Thailand: Terrorism Is Good For Business


February 8, 2010: The government believes it will crush the Islamic terrorist movement in the south this year. This will be done using a combination of economic investment (to create jobs) and better policing (to detect and arrest the terrorists). The main thing the government has going for it down there is the Moslem population tiring of the violence, and the disruption to their lives. More tips from the Moslem civilians has made it more difficult for the Islamic radicals to operate. The criminal gangs are getting tired of the increased police and army presence, which is bad for business (smuggling, drugs and prostitution). The gangsters have aided the Islamic radicals, but that seems to be changing.

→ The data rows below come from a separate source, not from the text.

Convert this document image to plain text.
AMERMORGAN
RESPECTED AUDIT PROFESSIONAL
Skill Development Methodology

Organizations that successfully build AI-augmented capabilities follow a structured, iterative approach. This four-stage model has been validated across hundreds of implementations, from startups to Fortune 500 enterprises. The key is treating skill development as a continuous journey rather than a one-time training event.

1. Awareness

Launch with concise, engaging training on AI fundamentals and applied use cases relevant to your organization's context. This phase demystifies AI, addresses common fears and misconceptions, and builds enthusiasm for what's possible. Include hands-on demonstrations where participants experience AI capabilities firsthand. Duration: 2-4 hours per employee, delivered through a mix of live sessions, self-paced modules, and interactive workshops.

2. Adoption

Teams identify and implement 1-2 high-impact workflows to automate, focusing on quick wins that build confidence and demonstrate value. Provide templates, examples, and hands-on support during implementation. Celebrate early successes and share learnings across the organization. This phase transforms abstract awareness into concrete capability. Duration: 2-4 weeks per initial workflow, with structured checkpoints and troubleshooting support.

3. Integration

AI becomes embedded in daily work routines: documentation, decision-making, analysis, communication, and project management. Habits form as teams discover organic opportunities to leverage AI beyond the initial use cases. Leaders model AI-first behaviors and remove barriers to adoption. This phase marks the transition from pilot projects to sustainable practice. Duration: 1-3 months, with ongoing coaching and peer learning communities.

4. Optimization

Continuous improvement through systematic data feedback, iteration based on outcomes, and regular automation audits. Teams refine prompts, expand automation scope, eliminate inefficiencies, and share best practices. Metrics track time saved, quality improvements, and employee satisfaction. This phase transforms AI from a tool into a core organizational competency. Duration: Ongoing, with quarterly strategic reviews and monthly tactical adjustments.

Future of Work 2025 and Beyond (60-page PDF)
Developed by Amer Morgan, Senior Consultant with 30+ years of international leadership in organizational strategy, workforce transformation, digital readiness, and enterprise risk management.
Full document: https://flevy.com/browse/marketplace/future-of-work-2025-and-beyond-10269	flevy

The Defense Ministry procurement officials are on the defensive because of the purchase of over 500 GT200 bomb detectors (for $42,000 each) that use the same cheap and untested technology found in similar devices (ADE 651) sold to Iraq. Britain, where these devices are from, is investigating the manufacturers for fraud. It's believed that the devices cost less than $10 to build, and a lot of the purchase price goes back to the government officials who approve the purchase. You get away with scams like this if there are few actual bombs going off (this is the case in Iraq and Thailand), and you can insure that no one actually tests the device (a real test, not a fake one). Now the device is being tested in Thailand. In Britain, scientists tested this tech and found it to be a fraud.

February 6, 2010: In two incidents, a soldier and an Islamic terrorist were killed in the south.

February 5, 2010: Bowing to foreign pressure, the government has halted the return of several thousand tribal refugees to Myanmar. These were among about 3,000 Karen tribal people who fled across the border last June to escape an Myanmar army offensive. There are already 140,000 Myanmar refugees (mostly tribal people who have been fighting the government for generations) living in Thai refugee camps, and the Thais don't want any more.

January 29, 2010: In the south, a soldier was killed as he prayed in a mosque. This sort of thing, murder in a place of worship, has lost the Islamic radicals a lot of support from the Moslem civilians they say they are fighting for.

The armed stalemate with Cambodia, over who shall control what territory around a 1300 year old temple on the border, got hot when Thai and Cambodian troops exchanged fire for a few minutes, leaving a Thai soldier dead. Elsewhere, the Thai government concluded that the Il-76 air transport flight from North Korea, and its 40 tons of arms, that was seized in December, was headed for Iran.

January 24, 2010: Cambodian and Thai troops patrolling the border, near a disputed temple, briefly exchanged fire. There were no casualties.